Things that Pierce

Corinne Wohlford Mason

After the Pillow Book of Sei Shonagon 

The way a child explains 
the rules of a thing to me. Handwriting 
from another century. The smell of eucalyptus.
What a place could have been. 

A picture of myself, at seven, in  
my school sweatshirt, pencil in hand,  
curved over homework, proving 
my seriousness. An ancient seafloor. 

My mother started a diary every January
and never made it to the second month.
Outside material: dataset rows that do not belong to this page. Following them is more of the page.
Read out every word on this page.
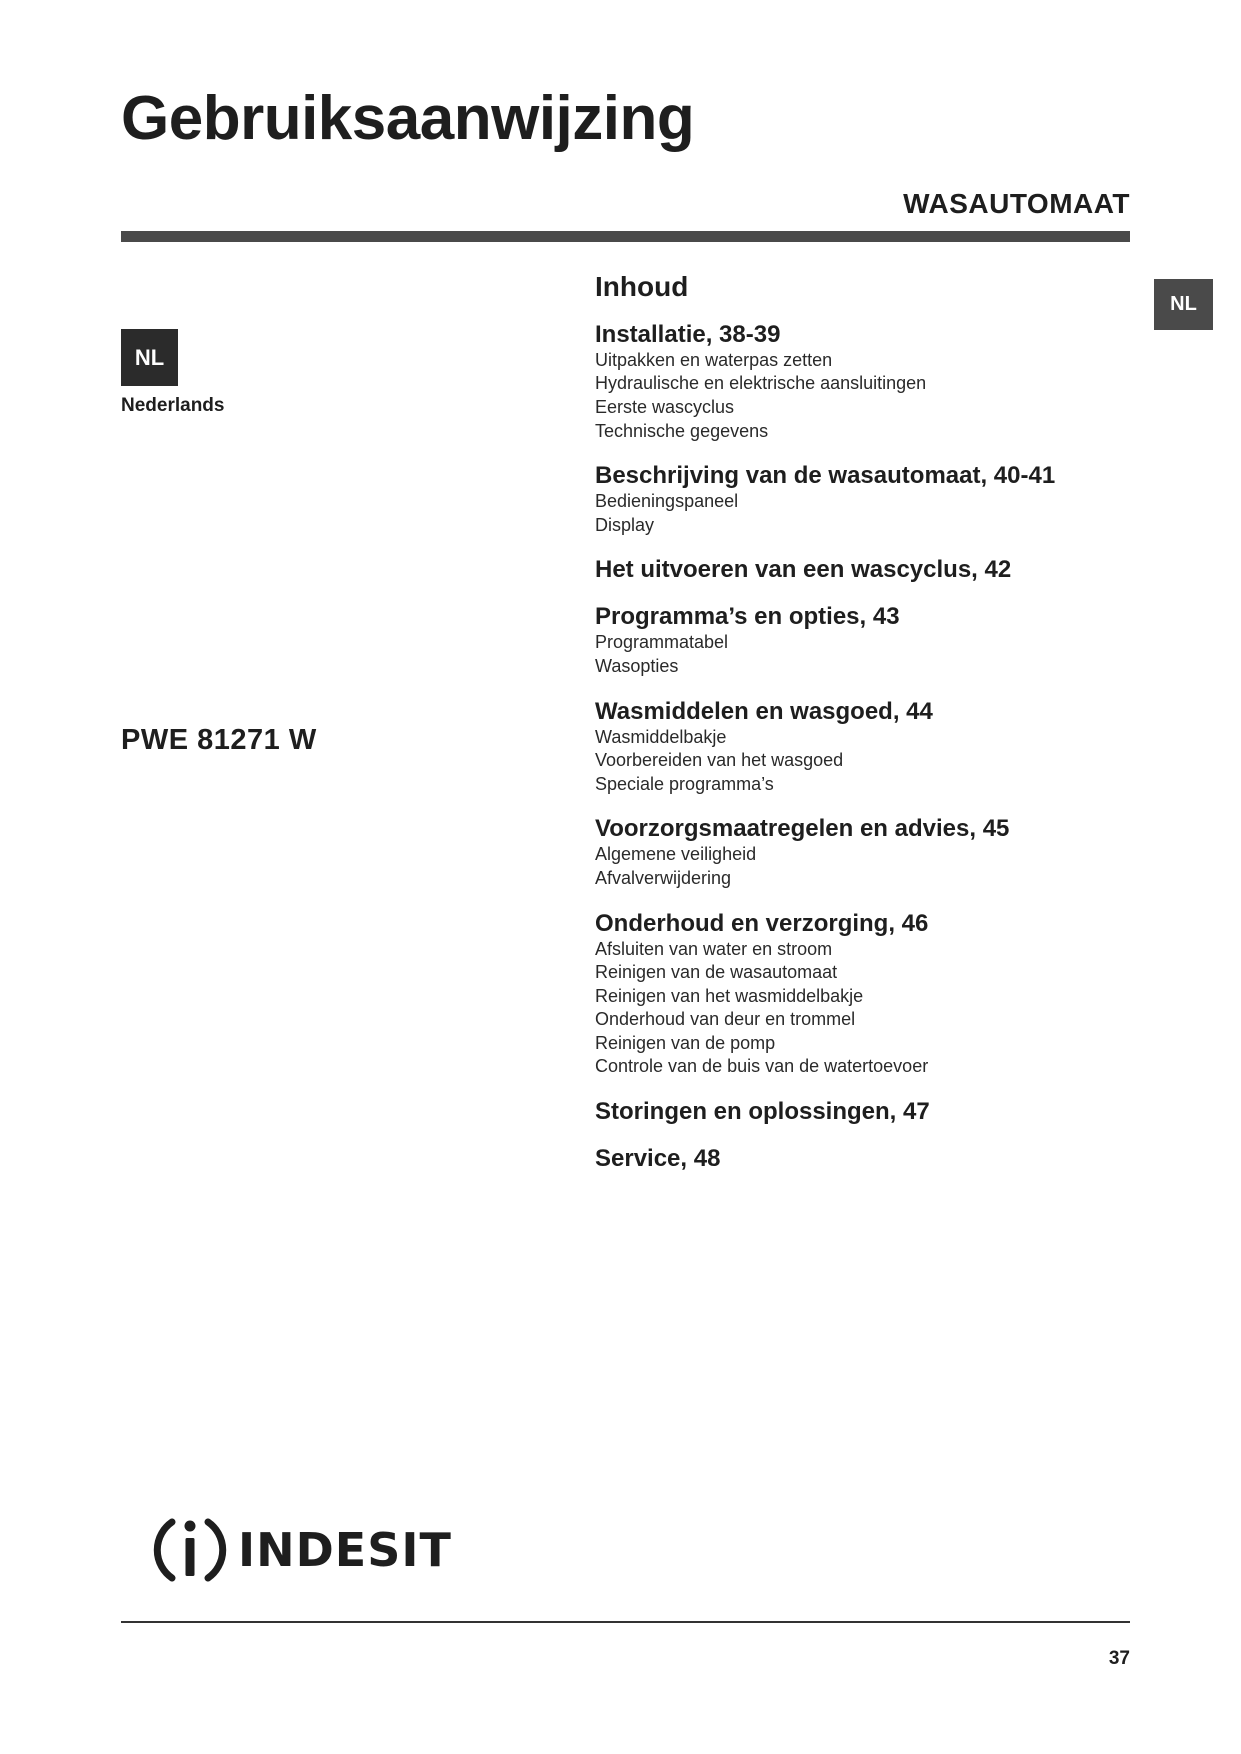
Gebruiksaanwijzing
WASAUTOMAAT
NL
NL
Nederlands
PWE 81271 W
Inhoud
Installatie, 38-39
Uitpakken en waterpas zetten
Hydraulische en elektrische aansluitingen
Eerste wascyclus
Technische gegevens
Beschrijving van de wasautomaat, 40-41
Bedieningspaneel
Display
Het uitvoeren van een wascyclus, 42
Programma’s en opties, 43
Programmatabel
Wasopties
Wasmiddelen en wasgoed, 44
Wasmiddelbakje
Voorbereiden van het wasgoed
Speciale programma’s
Voorzorgsmaatregelen en advies, 45
Algemene veiligheid
Afvalverwijdering
Onderhoud en verzorging, 46
Afsluiten van water en stroom
Reinigen van de wasautomaat
Reinigen van het wasmiddelbakje
Onderhoud van deur en trommel
Reinigen van de pomp
Controle van de buis van de watertoevoer
Storingen en oplossingen, 47
Service, 48
INDESIT
37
The hands of
someone I used to love. The Martian  
wood of the petrified forest.  

Musical revelers on Good Friday  
spilling through the tight streets of  
Granada. Dogs. Selfies. My grandmother’s 
collection of tiny spoons. 

Exodusters in Kansas. The app that lets 
me track any flight in the world. Hope. 
A gravestone reading our boy, 
covered in moss. How such strange parades  

march through our sleep, and how  
we make a story of it.  
Flying. Teeth.  
Our nakedness.

Corinne Wohlford Mason

teaches US history, culture studies, and writing at Fontbonne University in St. Louis, where she also chairs the department of humanities. She holds an MFA in poetry from Washington University and a PhD in American studies from St. Louis University. Her poems have appeared in Harvard Review, New Ohio Review, Pleiades, Southern Indiana Review, Hawaii Pacific Review, Georgetown Review, the Grolier Poetry Prize Annual, and elsewhere.